February 09, 2017
On 02/09/2017 02:04 PM, Nestor wrote:

> I tried running each algoritm a few times through avgtime using
> different digit lengths

avgtime profiles the whole process, right? It measures everything that is involved in that little program. At least OS starting the program, D runtime initializing, program interacting with the console, etc.

Since you're comparing algorithms, you need to take everything else out of the equation. A better approach is to use std.datetime.benchmark, which would repeat just the algorithm that you're interested in.

Ali

February 09, 2017
Dne 9.2.2017 v 23:08 Ali Çehreli via Digitalmars-d-learn napsal(a):

> On 02/09/2017 02:04 PM, Nestor wrote:
>
> > I tried running each algoritm a few times through avgtime using
> > different digit lengths
>
> avgtime profiles the whole process, right? It measures everything that is involved in that little program. At least OS starting the program, D runtime initializing, program interacting with the console, etc.
>
> Since you're comparing algorithms, you need to take everything else out of the equation. A better approach is to use std.datetime.benchmark, which would repeat just the algorithm that you're interested in.
>
> Ali
>
Yes this is important, and for example when you used shared libphobos it makes really big difference
February 09, 2017
On Thursday, 9 February 2017 at 19:39:49 UTC, Nestor wrote:
> OK I changed the approach using a multidimensional array for the matrix so I could ditch arithmetic operations altogether, but curiously after measuring a few thousand runs of both implementations through avgtime, I see no noticeable difference. Why?

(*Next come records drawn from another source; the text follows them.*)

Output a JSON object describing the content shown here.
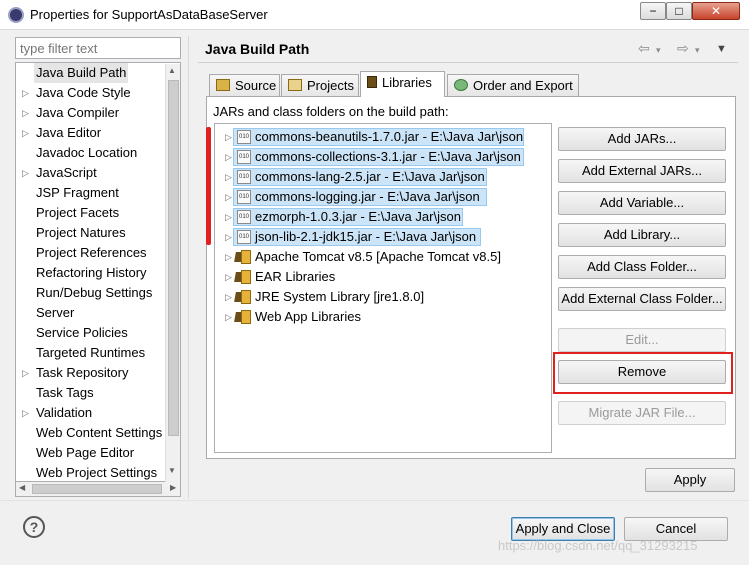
{
  "window": {
    "title": "Properties for SupportAsDataBaseServer",
    "min_label": "−",
    "max_label": "□",
    "close_label": "✕"
  },
  "filter": {
    "placeholder": "type filter text"
  },
  "tree": {
    "items": [
      {
        "label": "Java Build Path",
        "expandable": false,
        "selected": true
      },
      {
        "label": "Java Code Style",
        "expandable": true
      },
      {
        "label": "Java Compiler",
        "expandable": true
      },
      {
        "label": "Java Editor",
        "expandable": true
      },
      {
        "label": "Javadoc Location",
        "expandable": false
      },
      {
        "label": "JavaScript",
        "expandable": true
      },
      {
        "label": "JSP Fragment",
        "expandable": false
      },
      {
        "label": "Project Facets",
        "expandable": false
      },
      {
        "label": "Project Natures",
        "expandable": false
      },
      {
        "label": "Project References",
        "expandable": false
      },
      {
        "label": "Refactoring History",
        "expandable": false
      },
      {
        "label": "Run/Debug Settings",
        "expandable": false
      },
      {
        "label": "Server",
        "expandable": false
      },
      {
        "label": "Service Policies",
        "expandable": false
      },
      {
        "label": "Targeted Runtimes",
        "expandable": false
      },
      {
        "label": "Task Repository",
        "expandable": true
      },
      {
        "label": "Task Tags",
        "expandable": false
      },
      {
        "label": "Validation",
        "expandable": true
      },
      {
        "label": "Web Content Settings",
        "expandable": false
      },
      {
        "label": "Web Page Editor",
        "expandable": false
      },
      {
        "label": "Web Project Settings",
        "expandable": false
      }
    ]
  },
  "page": {
    "title": "Java Build Path",
    "tabs": [
      {
        "label": "Source",
        "icon": "source-folder-icon"
      },
      {
        "label": "Projects",
        "icon": "projects-icon"
      },
      {
        "label": "Libraries",
        "icon": "libraries-icon",
        "active": true
      },
      {
        "label": "Order and Export",
        "icon": "order-export-icon"
      }
    ],
    "jars_label": "JARs and class folders on the build path:",
    "entries": [
      {
        "label": "commons-beanutils-1.7.0.jar - E:\\Java Jar\\json",
        "kind": "jar",
        "selected": true
      },
      {
        "label": "commons-collections-3.1.jar - E:\\Java Jar\\json",
        "kind": "jar",
        "selected": true
      },
      {
        "label": "commons-lang-2.5.jar - E:\\Java Jar\\json",
        "kind": "jar",
        "selected": true
      },
      {
        "label": "commons-logging.jar - E:\\Java Jar\\json",
        "kind": "jar",
        "selected": true
      },
      {
        "label": "ezmorph-1.0.3.jar - E:\\Java Jar\\json",
        "kind": "jar",
        "selected": true
      },
      {
        "label": "json-lib-2.1-jdk15.jar - E:\\Java Jar\\json",
        "kind": "jar",
        "selected": true
      },
      {
        "label": "Apache Tomcat v8.5 [Apache Tomcat v8.5]",
        "kind": "library"
      },
      {
        "label": "EAR Libraries",
        "kind": "library"
      },
      {
        "label": "JRE System Library [jre1.8.0]",
        "kind": "library"
      },
      {
        "label": "Web App Libraries",
        "kind": "library"
      }
    ],
    "jar_icon_text": "010",
    "buttons": {
      "add_jars": "Add JARs...",
      "add_external_jars": "Add External JARs...",
      "add_variable": "Add Variable...",
      "add_library": "Add Library...",
      "add_class_folder": "Add Class Folder...",
      "add_external_class_folder": "Add External Class Folder...",
      "edit": "Edit...",
      "remove": "Remove",
      "migrate_jar": "Migrate JAR File..."
    },
    "apply": "Apply"
  },
  "footer": {
    "help": "?",
    "apply_and_close": "Apply and Close",
    "cancel": "Cancel"
  },
  "watermark": "https://blog.csdn.net/qq_31293215",
  "colors": {
    "selection": "#cce4f7",
    "highlight_red": "#e0201a"
  }
}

 Truthfully, because you'll need tens of millions or hundreds of millions in length to determine if it makes a difference and how much. Addition, subtraction and simple memory lookups take very little time, and since the entire array (100 bytes) fits in the cache, it is going to perform very very very well regardless if you can optimize it further.

 If you tested this on a much slower system, say an 8bit 6502 the differences would be far more pronounced, but not that much different.

 Since the algorithm is more or less O(n) optimizing it won't make many differences.

 It's possible you could get a speedup by making them ints instead of chars, since then it might not have a penalty for the 'address not divisible by 4' that applies (which is more for ARM architectures and less for x86).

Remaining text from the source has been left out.